==> logic/hofstadter.s <==
Well, one summer, I decided to tackle the problem. Not having any great
knowledge of number theory, I used a more brute force approach. Note
that for greater comprehensibility, I have broken the resulting formula
up into several stages, but it would not be difficult to put it
back together into one vast formula:
{e is prime:}
PRIME(e) :=
~Eb:Ec:((b+2)*(c+2) = e)
{if e is a prime, true iff a is a power of e:}
PPOWER(a,e) :=
Ab:Ac:((b*c = a) -> ((b = 1) or (Ed: (e*d) = b)))
{if e is a prime, and a is a power of e, true iff d is the
(log_e a)th digit (counting from the right, starting with 0)
in the base-e expansion of n:}
DIG(a,e,d,n) :=
(d < e) & Eb:Ec:((c < a) & (n = (b*e*a) + (d*a) + c))
{if e is prime, and a is a power of e, true iff n has exactly
(log_e a) digits in its base-e expansion (0 is counted as having 0
digits:}
LENGTH(e,a,n):=
(n < a) & Ab:((PPOWER(b,e) & (b < a)) -> (b <= n))
POWER_OF_TEN(x):=
Ee:(PRIME(e) & (e > x) &
En:Ea:(LENGTH(e,a,n) &
DIG(1,e,1,n) &
Ai:Aj:Au:( (PPOWER(u,e) & ((e*u) < a)
& DIG(u,e,i,n) & DIG(e*u,e,j,n))
-> j = (10 * i) ) &
Eu:(PPOWER(u,e) & (e*u = a) & DIG(u,e,x,n))
) )
The basic idea is that you are asserting that for some prime e greater
than x, we can find a number n which, when expressed in base-e notation,
will have 1 in its units place, 10 in its e's place, 100 in its (e^2)'s
place, and in general have the "digit" in each place be 10 times
greater than the one to its right, such that the leftmost digit is our x.

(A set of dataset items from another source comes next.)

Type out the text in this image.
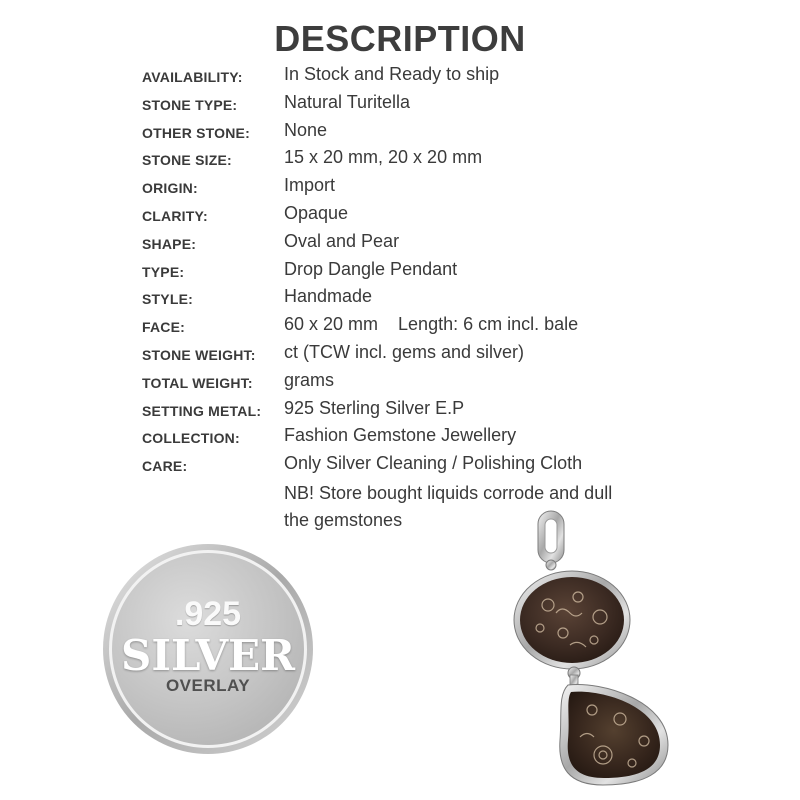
DESCRIPTION
AVAILABILITY: In Stock and Ready to ship
STONE TYPE:	Natural Turitella
OTHER STONE: None
STONE SIZE:	15 x 20 mm, 20 x 20 mm
ORIGIN:	Import
CLARITY:	Opaque
SHAPE:	Oval and Pear
TYPE:	Drop Dangle Pendant
STYLE:	Handmade
FACE:	60 x 20 mm    Length: 6 cm incl. bale
STONE WEIGHT: ct (TCW incl. gems and silver)
TOTAL WEIGHT: grams
SETTING METAL: 925 Sterling Silver E.P
COLLECTION: Fashion Gemstone Jewellery
CARE:	Only Silver Cleaning / Polishing Cloth
NB! Store bought liquids corrode and dull
the gemstones
.925
SILVER
OVERLAY
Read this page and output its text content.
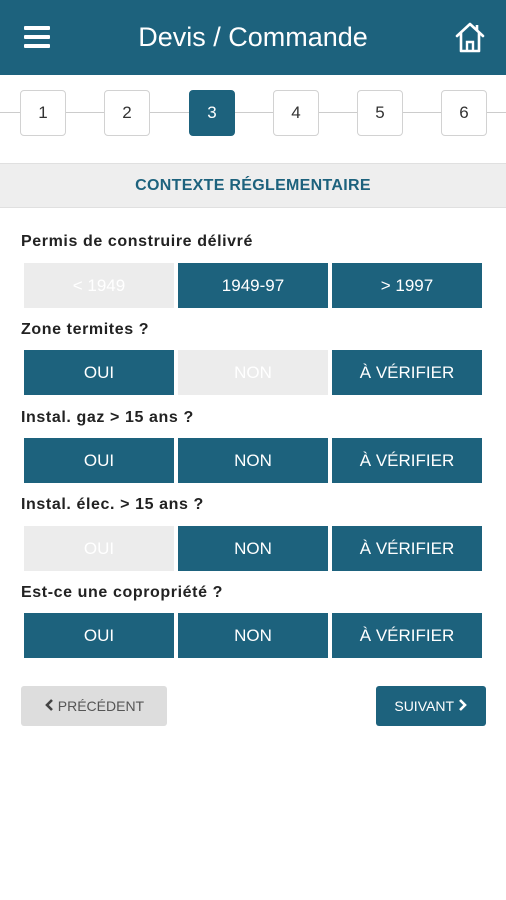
Devis / Commande
1	2	3	4	5	6
CONTEXTE RÉGLEMENTAIRE
Permis de construire délivré
< 1949	1949-97	> 1997
Zone termites ?
OUI	NON	À VÉRIFIER
Instal. gaz > 15 ans ?
OUI	NON	À VÉRIFIER
Instal. élec. > 15 ans ?
OUI	NON	À VÉRIFIER
Est-ce une copropriété ?
OUI	NON	À VÉRIFIER
PRÉCÉDENT	SUIVANT
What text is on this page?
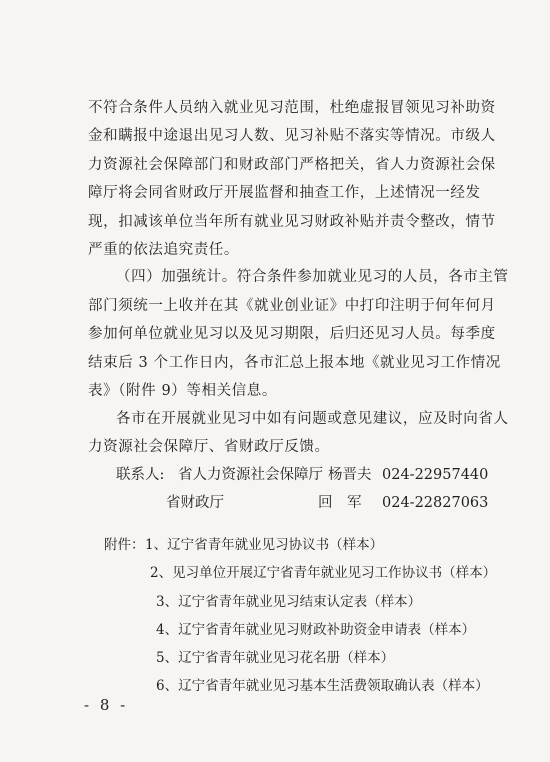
不符合条件人员纳入就业见习范围，杜绝虚报冒领见习补助资
金和瞒报中途退出见习人数、见习补贴不落实等情况。市级人
力资源社会保障部门和财政部门严格把关，省人力资源社会保
障厅将会同省财政厅开展监督和抽查工作，上述情况一经发
现，扣减该单位当年所有就业见习财政补贴并责令整改，情节
严重的依法追究责任。
（四）加强统计。符合条件参加就业见习的人员，各市主管
部门须统一上收并在其《就业创业证》中打印注明于何年何月
参加何单位就业见习以及见习期限，后归还见习人员。每季度
结束后 3 个工作日内，各市汇总上报本地《就业见习工作情况
表》（附件 9）等相关信息。
各市在开展就业见习中如有问题或意见建议，应及时向省人
力资源社会保障厅、省财政厅反馈。
联系人: 省人力资源社会保障厅 杨晋夫 024-22957440
省财政厅	回　军 024-22827063
附件： 1、辽宁省青年就业见习协议书（样本）
2、见习单位开展辽宁省青年就业见习工作协议书（样本）
3、辽宁省青年就业见习结束认定表（样本）
4、辽宁省青年就业见习财政补助资金申请表（样本）
5、辽宁省青年就业见习花名册（样本）
6、辽宁省青年就业见习基本生活费领取确认表（样本）
- 8 -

To translate into Hofstadter's notation, of course, we must use horse-shoes
instead of ->'s, big carets instead of &'s, letters a through e (followed
by however many ''s) exclusively, and so forth. (We must also replace <'s
and <= with appropriate expansions, and substitute in for our capitalized
formula abbreviations.) This is left as an exercise to the reader.
Kevin Wald
wald2@husc.harvard.edu